FedEx ajuiza o governo dos EUA para reembolsar os aranceles cobrados sob a lei de poderes de emergência, após a decisão do Supremo Tribunal. A empresa requer a devolução total dos valores pagos a título de aranceles IEEPA.
A ação foi protocolada junto à Agência de Alfândega e Proteção de Fronteiras (CBP) no Tribunal de Comércio Internacional dos EUA. FedEx sustenta que pagou elevados aranceles durante o período em que os recíprocos vigentes foram aplicados.
Segundo a empresa, a cobrança ocorreu com base na interpretação da IEEPA, enquanto a CBP faria a avaliação final do valor das mercadorias importadas. FedEx aponta prejuízos decorrentes de tais ordens.

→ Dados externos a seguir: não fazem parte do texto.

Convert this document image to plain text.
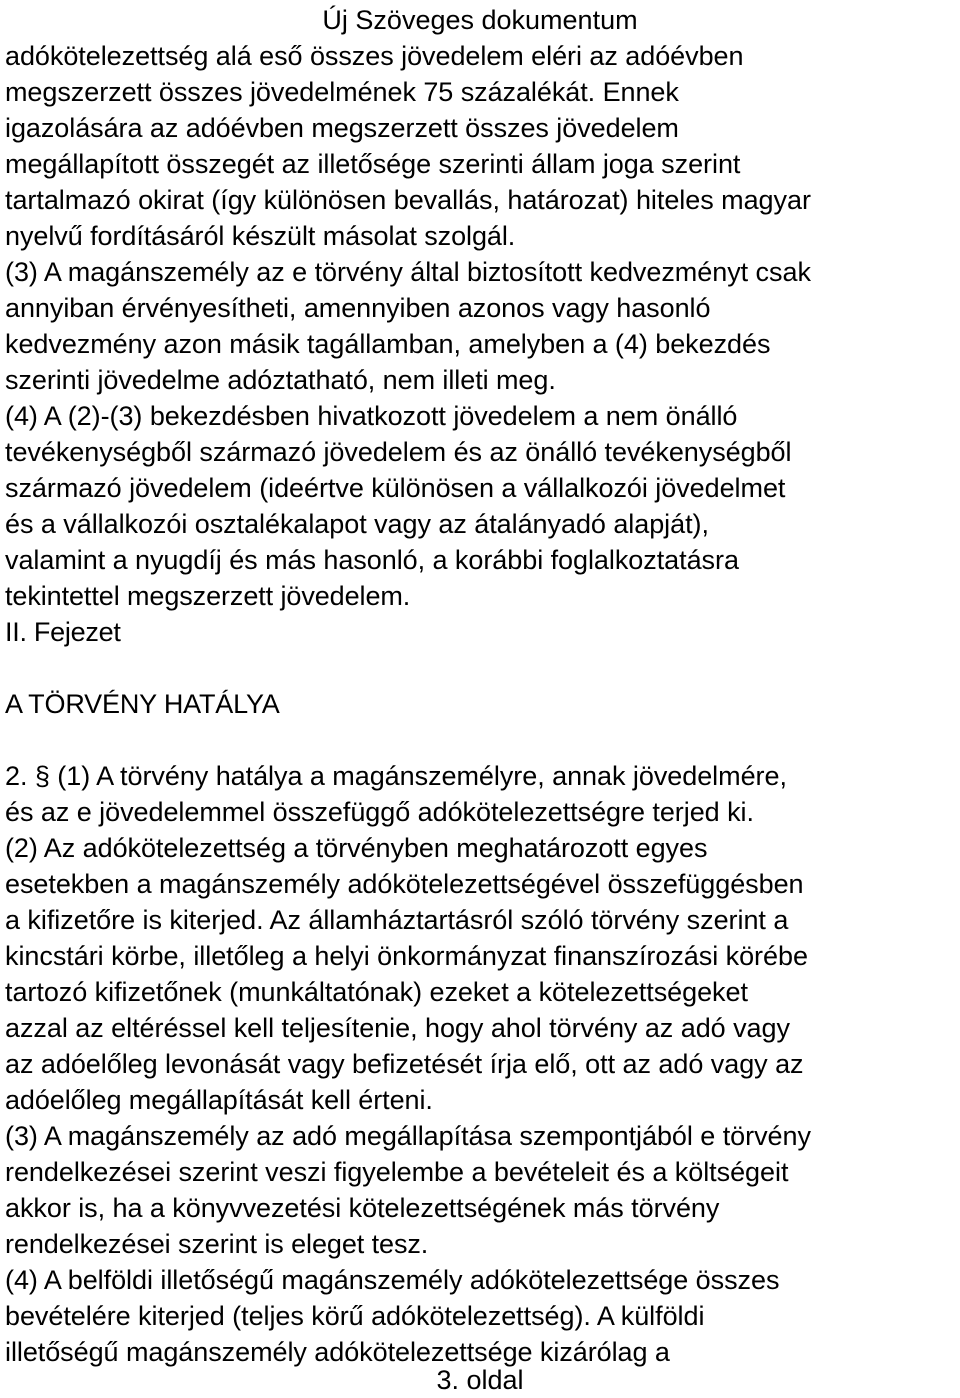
Új Szöveges dokumentum
adókötelezettség alá eső összes jövedelem eléri az adóévben
megszerzett összes jövedelmének 75 százalékát. Ennek
igazolására az adóévben megszerzett összes jövedelem
megállapított összegét az illetősége szerinti állam joga szerint
tartalmazó okirat (így különösen bevallás, határozat) hiteles magyar
nyelvű fordításáról készült másolat szolgál.
(3) A magánszemély az e törvény által biztosított kedvezményt csak
annyiban érvényesítheti, amennyiben azonos vagy hasonló
kedvezmény azon másik tagállamban, amelyben a (4) bekezdés
szerinti jövedelme adóztatható, nem illeti meg.
(4) A (2)-(3) bekezdésben hivatkozott jövedelem a nem önálló
tevékenységből származó jövedelem és az önálló tevékenységből
származó jövedelem (ideértve különösen a vállalkozói jövedelmet
és a vállalkozói osztalékalapot vagy az átalányadó alapját),
valamint a nyugdíj és más hasonló, a korábbi foglalkoztatásra
tekintettel megszerzett jövedelem.
II. Fejezet
A TÖRVÉNY HATÁLYA
2. § (1) A törvény hatálya a magánszemélyre, annak jövedelmére,
és az e jövedelemmel összefüggő adókötelezettségre terjed ki.
(2) Az adókötelezettség a törvényben meghatározott egyes
esetekben a magánszemély adókötelezettségével összefüggésben
a kifizetőre is kiterjed. Az államháztartásról szóló törvény szerint a
kincstári körbe, illetőleg a helyi önkormányzat finanszírozási körébe
tartozó kifizetőnek (munkáltatónak) ezeket a kötelezettségeket
azzal az eltéréssel kell teljesítenie, hogy ahol törvény az adó vagy
az adóelőleg levonását vagy befizetését írja elő, ott az adó vagy az
adóelőleg megállapítását kell érteni.
(3) A magánszemély az adó megállapítása szempontjából e törvény
rendelkezései szerint veszi figyelembe a bevételeit és a költségeit
akkor is, ha a könyvvezetési kötelezettségének más törvény
rendelkezései szerint is eleget tesz.
(4) A belföldi illetőségű magánszemély adókötelezettsége összes
bevételére kiterjed (teljes körű adókötelezettség). A külföldi
illetőségű magánszemély adókötelezettsége kizárólag a
3. oldal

Contexto do caso e desdobramentos
O Supremo decidiu, na última semana, que a via usada pelo então presidente para contornar o Congresso não era adequada. A decisão afeta as cobranças feitas a empresas e famílias americanas, segundo a íntegra do veredito.
Além de FedEx, outras companhias já haviam acionado o governo antes da decisão. O caso abre espaço para novos reembolsos e alterações de políticas para operações de importação.
Reações estaduais e impactos estimados
O governador de Illinois, J.B. Pritzker, comunicou à Casa Branca a demanda por reembolso de 8,6 bilhões de dólares aos residentes do estado, distribuídos entre famílias. A medida acompanha documento de cobrança oficial.